#blahvsfood: My review of Pavyllon by Yannick Alleno


Yannick Alleno has 3 Michelin star restaurant called Alleno 
Paris which is an institution in the city. When it comes to the rest of the world though, his hottest restaurant is his 1 star gastronomic counter Pavyllon, inspired by a French bistro, which he uses to feed guests in an environment that is more casual and intimate, like eating at a kitchen with the chefs. 

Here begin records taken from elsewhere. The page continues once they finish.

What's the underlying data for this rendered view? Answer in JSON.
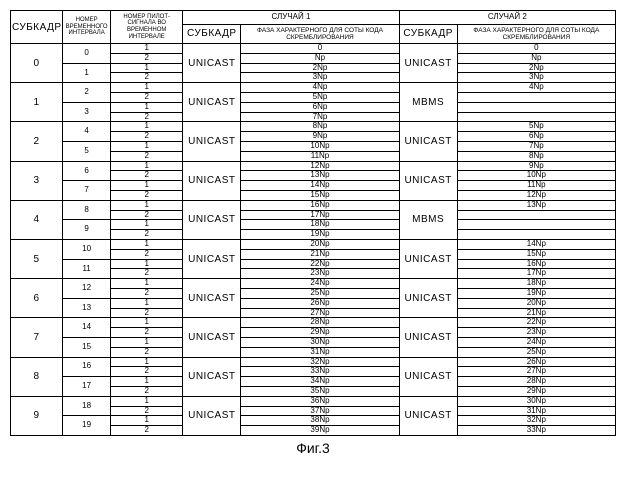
{
  "headers": {
    "subframe": "СУБКАДР",
    "slot": "НОМЕР ВРЕМЕННОГО ИНТЕРВАЛА",
    "pilot": "НОМЕР ПИЛОТ-СИГНАЛА ВО ВРЕМЕННОМ ИНТЕРВАЛЕ",
    "case1": "СЛУЧАЙ 1",
    "case2": "СЛУЧАЙ 2",
    "phase": "ФАЗА ХАРАКТЕРНОГО ДЛЯ СОТЫ КОДА СКРЕМБЛИРОВАНИЯ"
  },
  "modes": {
    "unicast": "UNICAST",
    "mbms": "MBMS"
  },
  "figcaption": "Фиг.3",
  "subframes": [
    {
      "idx": "0",
      "slots": [
        "0",
        "1"
      ],
      "case1": "UNICAST",
      "case2": "UNICAST",
      "ph1": [
        "0",
        "Np",
        "2Np",
        "3Np"
      ],
      "ph2": [
        "0",
        "Np",
        "2Np",
        "3Np"
      ]
    },
    {
      "idx": "1",
      "slots": [
        "2",
        "3"
      ],
      "case1": "UNICAST",
      "case2": "MBMS",
      "ph1": [
        "4Np",
        "5Np",
        "6Np",
        "7Np"
      ],
      "ph2": [
        "4Np",
        "",
        "",
        ""
      ]
    },
    {
      "idx": "2",
      "slots": [
        "4",
        "5"
      ],
      "case1": "UNICAST",
      "case2": "UNICAST",
      "ph1": [
        "8Np",
        "9Np",
        "10Np",
        "11Np"
      ],
      "ph2": [
        "5Np",
        "6Np",
        "7Np",
        "8Np"
      ]
    },
    {
      "idx": "3",
      "slots": [
        "6",
        "7"
      ],
      "case1": "UNICAST",
      "case2": "UNICAST",
      "ph1": [
        "12Np",
        "13Np",
        "14Np",
        "15Np"
      ],
      "ph2": [
        "9Np",
        "10Np",
        "11Np",
        "12Np"
      ]
    },
    {
      "idx": "4",
      "slots": [
        "8",
        "9"
      ],
      "case1": "UNICAST",
      "case2": "MBMS",
      "ph1": [
        "16Np",
        "17Np",
        "18Np",
        "19Np"
      ],
      "ph2": [
        "13Np",
        "",
        "",
        ""
      ]
    },
    {
      "idx": "5",
      "slots": [
        "10",
        "11"
      ],
      "case1": "UNICAST",
      "case2": "UNICAST",
      "ph1": [
        "20Np",
        "21Np",
        "22Np",
        "23Np"
      ],
      "ph2": [
        "14Np",
        "15Np",
        "16Np",
        "17Np"
      ]
    },
    {
      "idx": "6",
      "slots": [
        "12",
        "13"
      ],
      "case1": "UNICAST",
      "case2": "UNICAST",
      "ph1": [
        "24Np",
        "25Np",
        "26Np",
        "27Np"
      ],
      "ph2": [
        "18Np",
        "19Np",
        "20Np",
        "21Np"
      ]
    },
    {
      "idx": "7",
      "slots": [
        "14",
        "15"
      ],
      "case1": "UNICAST",
      "case2": "UNICAST",
      "ph1": [
        "28Np",
        "29Np",
        "30Np",
        "31Np"
      ],
      "ph2": [
        "22Np",
        "23Np",
        "24Np",
        "25Np"
      ]
    },
    {
      "idx": "8",
      "slots": [
        "16",
        "17"
      ],
      "case1": "UNICAST",
      "case2": "UNICAST",
      "ph1": [
        "32Np",
        "33Np",
        "34Np",
        "35Np"
      ],
      "ph2": [
        "26Np",
        "27Np",
        "28Np",
        "29Np"
      ]
    },
    {
      "idx": "9",
      "slots": [
        "18",
        "19"
      ],
      "case1": "UNICAST",
      "case2": "UNICAST",
      "ph1": [
        "36Np",
        "37Np",
        "38Np",
        "39Np"
      ],
      "ph2": [
        "30Np",
        "31Np",
        "32Np",
        "33Np"
      ]
    }
  ],
  "pilot_per_slot": [
    "1",
    "2"
  ]
}
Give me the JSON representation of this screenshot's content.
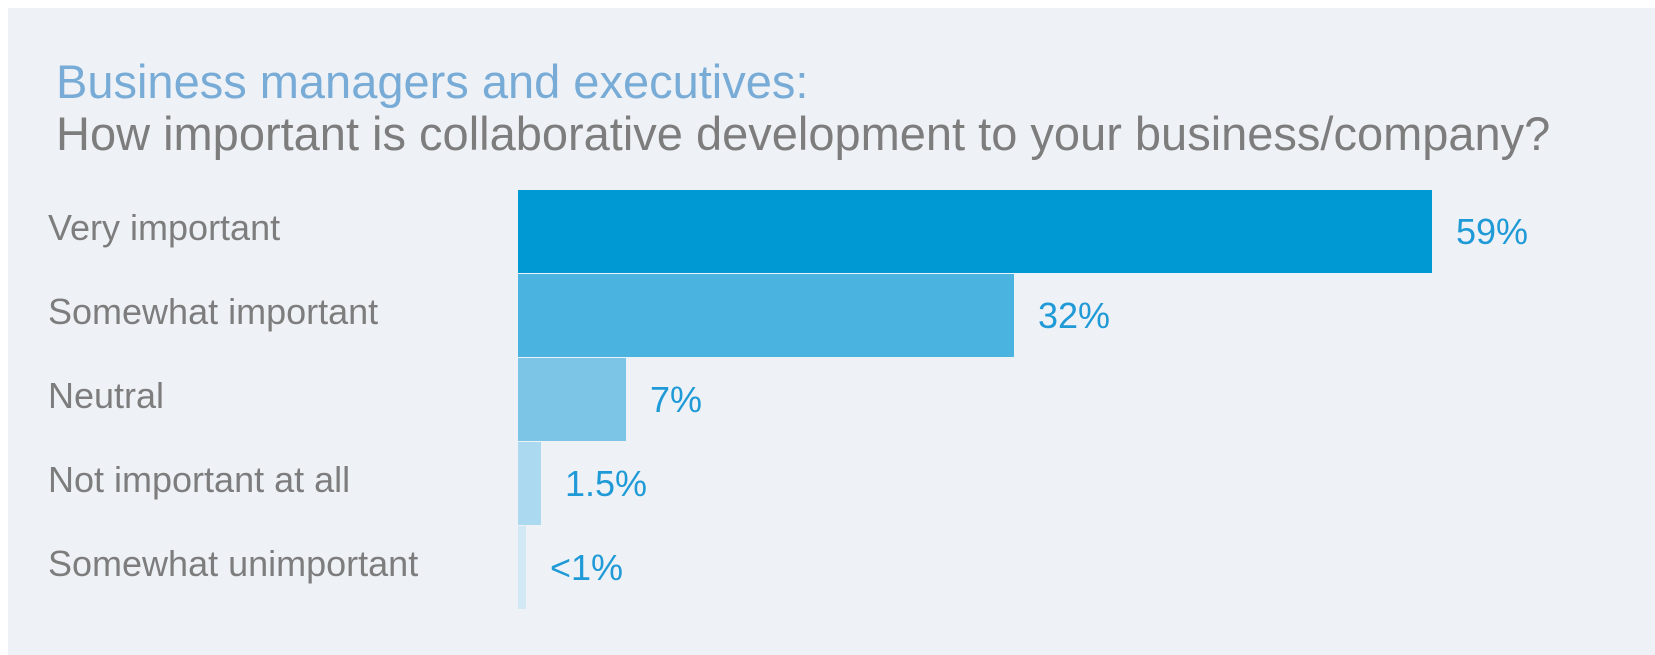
{
  "chart_data": {
    "type": "bar",
    "orientation": "horizontal",
    "title": "Business managers and executives:",
    "subtitle": "How important is collaborative development to your business/company?",
    "categories": [
      "Very important",
      "Somewhat important",
      "Neutral",
      "Not important at all",
      "Somewhat unimportant"
    ],
    "values": [
      59,
      32,
      7,
      1.5,
      0.5
    ],
    "value_labels": [
      "59%",
      "32%",
      "7%",
      "1.5%",
      "<1%"
    ],
    "colors": [
      "#0099d3",
      "#4bb3df",
      "#7cc5e6",
      "#abdaf0",
      "#d2e8f5"
    ],
    "xlim": [
      0,
      59
    ],
    "grid": false,
    "legend": "none"
  }
}
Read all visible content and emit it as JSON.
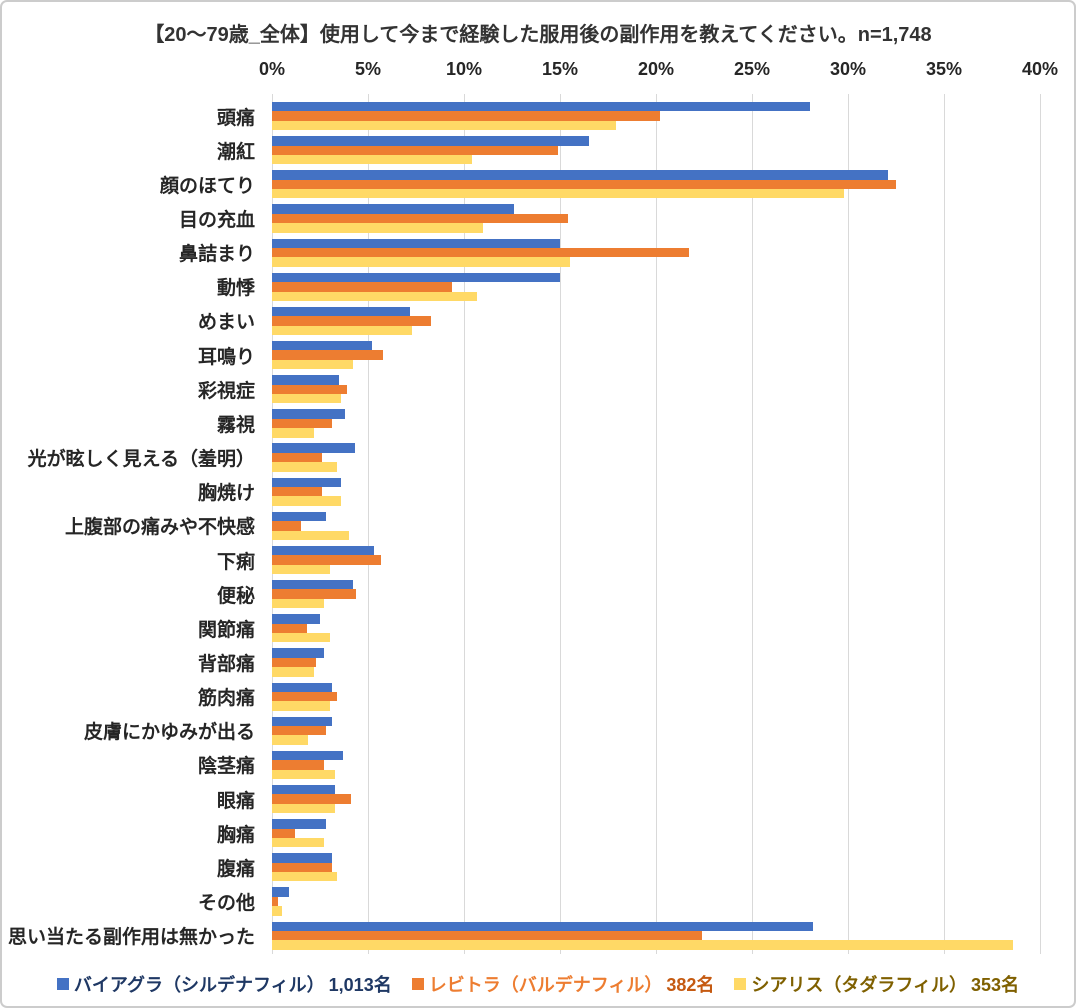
{
  "chart_data": {
    "type": "bar",
    "orientation": "horizontal",
    "title": "【20〜79歳_全体】使用して今まで経験した服用後の副作用を教えてください。n=1,748",
    "x_axis": {
      "min": 0,
      "max": 40,
      "tick_step": 5,
      "tick_labels": [
        "0%",
        "5%",
        "10%",
        "15%",
        "20%",
        "25%",
        "30%",
        "35%",
        "40%"
      ],
      "unit": "%",
      "position": "top"
    },
    "grid": true,
    "legend_position": "bottom",
    "categories": [
      "頭痛",
      "潮紅",
      "顔のほてり",
      "目の充血",
      "鼻詰まり",
      "動悸",
      "めまい",
      "耳鳴り",
      "彩視症",
      "霧視",
      "光が眩しく見える（羞明）",
      "胸焼け",
      "上腹部の痛みや不快感",
      "下痢",
      "便秘",
      "関節痛",
      "背部痛",
      "筋肉痛",
      "皮膚にかゆみが出る",
      "陰茎痛",
      "眼痛",
      "胸痛",
      "腹痛",
      "その他",
      "思い当たる副作用は無かった"
    ],
    "series": [
      {
        "name": "バイアグラ（シルデナフィル）",
        "count_label": "1,013名",
        "color": "#4472C4",
        "text_color": "#1F3864",
        "count_color": "#1F3864",
        "values": [
          28.0,
          16.5,
          32.1,
          12.6,
          15.0,
          15.0,
          7.2,
          5.2,
          3.5,
          3.8,
          4.3,
          3.6,
          2.8,
          5.3,
          4.2,
          2.5,
          2.7,
          3.1,
          3.1,
          3.7,
          3.3,
          2.8,
          3.1,
          0.9,
          28.2
        ]
      },
      {
        "name": "レビトラ（バルデナフィル）",
        "count_label": "382名",
        "color": "#ED7D31",
        "text_color": "#ED7D31",
        "count_color": "#C55A11",
        "values": [
          20.2,
          14.9,
          32.5,
          15.4,
          21.7,
          9.4,
          8.3,
          5.8,
          3.9,
          3.1,
          2.6,
          2.6,
          1.5,
          5.7,
          4.4,
          1.8,
          2.3,
          3.4,
          2.8,
          2.7,
          4.1,
          1.2,
          3.1,
          0.3,
          22.4
        ]
      },
      {
        "name": "シアリス（タダラフィル）",
        "count_label": "353名",
        "color": "#FFD966",
        "text_color": "#7F6000",
        "count_color": "#7F6000",
        "values": [
          17.9,
          10.4,
          29.8,
          11.0,
          15.5,
          10.7,
          7.3,
          4.2,
          3.6,
          2.2,
          3.4,
          3.6,
          4.0,
          3.0,
          2.7,
          3.0,
          2.2,
          3.0,
          1.9,
          3.3,
          3.3,
          2.7,
          3.4,
          0.5,
          38.6
        ]
      }
    ]
  },
  "styles": {
    "grid_color": "#D9D9D9",
    "text_color": "#262626",
    "background": "#FFFFFF",
    "border_color": "#CCCCCC"
  }
}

When you eat at Pavyllon, it’s easy to see why it’s so loved. There is a bronze head of a mythical wind god at the service counter to symbolise the energy of Pavyllon and it captures the buzz and vibe of the space perfectly. The whole restaurant is organised around an open kitchen with running instructions and shouts of “Chef” straight out of an episode of The Bear. Around this kitchen is the pass and a service counter where I sat, and then tables along big glass windows and out in the garden. It’s a stunning, high energy space, very different from the formality of a 3 star Michelin restaurant.


Buckwheat crisp with caviar 

That energy is also reflected in the food, which is a contemporary, global take on French cuisine, with a heightened focus on umami and freshness. Of course this being France, that there is no skimping on luxury, starting with the first course, a buckwheat crisp stuffed with fresh caviar and complimented by a fresh, citrusy lemon foam cream. 


Slightly warm potatoes with lovage mayonnaise, kombucha broth, seaweed and cucumber 

It was the next course though that made me realise this meal would be special. I love Franco-Japanese cuisine and have eaten at many of the great restaurants that cook this cuisine.  The slightly warm take on lyonnaise potatoes that I had here was as good as any Franco-Japanese dish anywhere in the world, with a creamy lovage mayonnaise contrasted against the acidity and umami of a Kombucha broth, seaweed and cucumber. 


Steak with a veil of Comte cheese 

The steak was also stunning. The meat itself was world class, coming from the legendary butcher Jean Marie Boedec and cooked flawlessly. But what made it memorable was the veil of Comte cheese that it came with, accentuating the butteriness, adding a touch of umami and a hint of sourness, and creating layers of flavour that went far beyond a regular fillet of beef. 


Wild strawberries, pomegranate veil, creamy orange blossom, sumac 

There were two deserts in my tasting menu, both excellent. The wild strawberries under a pomegranate veil with creamy orange blossom and sumac was the perfect dessert for a hot summer day, like having an elevated strawberries and cream, and reminiscent of the legendary dessert at the Ledbury that I miss and mourn greatly. The spiced apple crisp with Armagnac foam was light and airy but boozy, the perfect decadent dessert to end a meal that was stunning from beginning to end.


People keep dissing French food as being outdated cuisine. But it takes one meal at a great French restaurant to be reminded that there is a reason why no cuisine in the world is as influential. The intensity of flavour in every bite is magical, an experience best savoured with your eyes closed so you can taste every single element. 


I ate:


  • Crunchy buckwheat tuile stuffed with caviar and lemon foam cream
  • Slightly warm potatoes glazed with lovage mayonnaise. Kombucha broth, seaweed and cucumber 

  • Ravioles potageres, broth of spring vegetable extractions, aromatic oils 

  • Line sea bass aiguillette under a veil of seaweed damassee. Celeriac mousseline and parsley foam.

  • Beef fillet from the butcher Jean Marie Boedec. Artichoke, veil of Comte cheese.

  • Wild strawberries under a pomegranate veil. Creamy orange blossom, sumac.